Dairy Code could extend to supermarkets

By Jamie Salter

The mandatory dairy code of conduct could soon be extended to supermarkets, with the possible change a focus of a new Australia Competition and Consumer Commission inquiry.

Farmers and processors will be able to give confidential evidence to the ACCC, which is tasked with discovering potential market imbalance.

While some bodies have welcomed the move, dairy farmer Stephen Brown from Gunbower in northern Victoria said it was hard to be enthusiastic about the inquiry, saying it was unlikely to lead to change.

“They always deregulate the dairy industry and then they always find out it was regulated for a reason and we go around in this endless circle,” Mr Brown said.

“It’s not easy to come up with answers either but biggest one is to stop letting all these dairy products in from overseas.

“The supermarkets are just going to bring in product that makes the biggest profit, so were never going to get a good price as long as that keeps going.”

Australian Dairy Farmers president Terry Richardson said including supermarkets in the dairy code of conduct would help address discounted retail pricing that had impacted the industry for years.

“ADF has a longstanding policy that a mandatory code of conduct for dairy needs to cover the whole supply chain, from farms right through to supermarkets,” Mr Richardson said.

“For years, dairy has suffered from heavily discounted fixed pricing, while the prices on most other perishable products change according to supply and demand.

“It is time for the Federal Government to intervene in establishing an agreed set of retail pricing standards for dairy products on the retail shelves.”

Queensland Dairyfarmers’ Organisation president Brian Tessmann said supermarkets have dairy farmers "over a barrel".

“You can’t hold on to it and wait to get a better price, and you can’t dump it [because of EPA laws]. So, whether the product is sitting in your paddock or in packed up in a processing plant, the power is not with you. It’s with the retailers responsible for getting your product into the hands of the consumer.”

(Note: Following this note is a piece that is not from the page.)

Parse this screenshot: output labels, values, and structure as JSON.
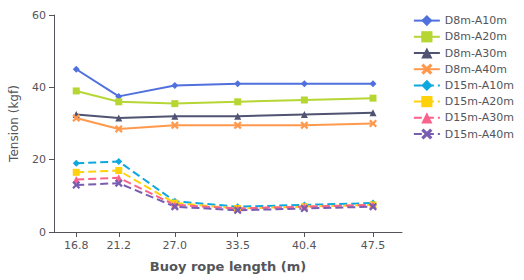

While the inquiry is aimed at exploring ways to make the industry more equitable, Federal Agriculture Minister David Littleproud said the inquiry is not designed to regulate food prices.

“Instead, it will identify problems and recommend policy options — including a possible all-encompassing Agricultural Code — if appropriate,” Mr Littleproud said.

National Farmers’ Federation chief executive Tony Mahar said the inquiry would benefit the whole food supply chain, from farmers to consumers.

“Inquiries into the red meat, dairy and chicken meat sectors have revealed that too often, farmers — as the first link in the supply chain — face real challenges in their ability to negotiate,” Mr Maher said.

Mr Littleproud said the existing grocery code, which Coles, Woolworths and Aldi were part of, was voluntary and only dished out small fines.

“It doesn't protect small family farms — they don't have the financial means if they have been wronged to test that in a court of law,” he said.

The ACCC started its inquiry on Monday, August 21, and will report to the government by Monday, November 30.